Thursday, August 13, 2009

moral panic & children's use of mobile phones

Daleks are training the children, seducing them with mobiles phones and texting, it is a world wide threat, and resistance is futile. Here's the empirical evidence:
Todays headline catastrophises mobile phone use and texting comes from the Sydney Morning Herald, a Melbourne University study says

Text-addict kids 'make more mistakes'
The spin maintained pathologises the behaviours as addiction and as impulsive and associated with error.
Basically its bad.
And its the cell phone that's training them?
A study of 317 Melbourne high school students found frequent mobile phone users were faster to respond in a series of tests but also made more errors.

A bit more balance might have said, "when you do things faster, the error rate increases, risk and speed are not associated with accuracy".

Those who made 15 to 20 calls or texts per week were more likely to respond quickly before they knew the correct answer.

Does that equate with people who like to communicate in quick ways, with little concern for accuracy are likely to respond in quick ways with little degree of accuracy?
The research, headed by Monash University epidemiologist Professor Michael Abramson, found predictive texting, in particular, was changing the way children's brains worked by teaching them to act before thinking through a response.
Now hang on a minute, there's a behaviour being commented on and suddenly the ways children's brains work is being altered? I'd suggest no pathologist is able to confirm this.
Furthermore, there is nothing presented here that any such alteration is in a cause and effect relationship, its a correlation.
Radiation associated with mobile phones, a long-held health fear, did not appear to be to blame for the higher rates of inaccuracy in frequent phone users.
Monash University researcher Geza Benke said children who were heavy texters, and were exposed to low levels of radiation, had similar test results as those who made a lot of phone calls and were in closer contact with handsets.

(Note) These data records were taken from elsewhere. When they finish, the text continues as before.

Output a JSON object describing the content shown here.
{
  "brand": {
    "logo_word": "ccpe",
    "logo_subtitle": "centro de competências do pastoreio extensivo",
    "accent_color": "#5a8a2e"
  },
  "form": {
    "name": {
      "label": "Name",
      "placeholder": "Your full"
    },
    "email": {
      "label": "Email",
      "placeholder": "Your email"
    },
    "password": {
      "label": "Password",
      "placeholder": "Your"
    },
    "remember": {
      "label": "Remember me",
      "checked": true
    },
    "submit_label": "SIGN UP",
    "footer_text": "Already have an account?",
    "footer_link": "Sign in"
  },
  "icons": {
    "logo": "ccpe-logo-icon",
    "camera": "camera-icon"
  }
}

Bit more catastrophising, a long held fear, plus there's the radiation threat...
"There's a couple of hypotheses you can generate from this - one is that it's possible that the use of mobile phones is training kids to do this," Dr Benke said.

"Another possibility is that it just so happens that kids who are fast and don't worry too much about the errors they make tend to be the ones who also are using the phone technology more because that suits them.
Ah yes, but that wouldnt be a headline lead would it?

"I think there are already so many other things out there that affects kids' brains that I wouldn't worry about the mobiles," he said.
"I think there's nothing here that would show great concern from a public health point of view."

So what is it with the headline?
Some reading to inform the current moral panic:
Marvin, C. (1988). When old technologies were new. Thinking about electric communication in the late nineteenth century New York: Oxford University Press.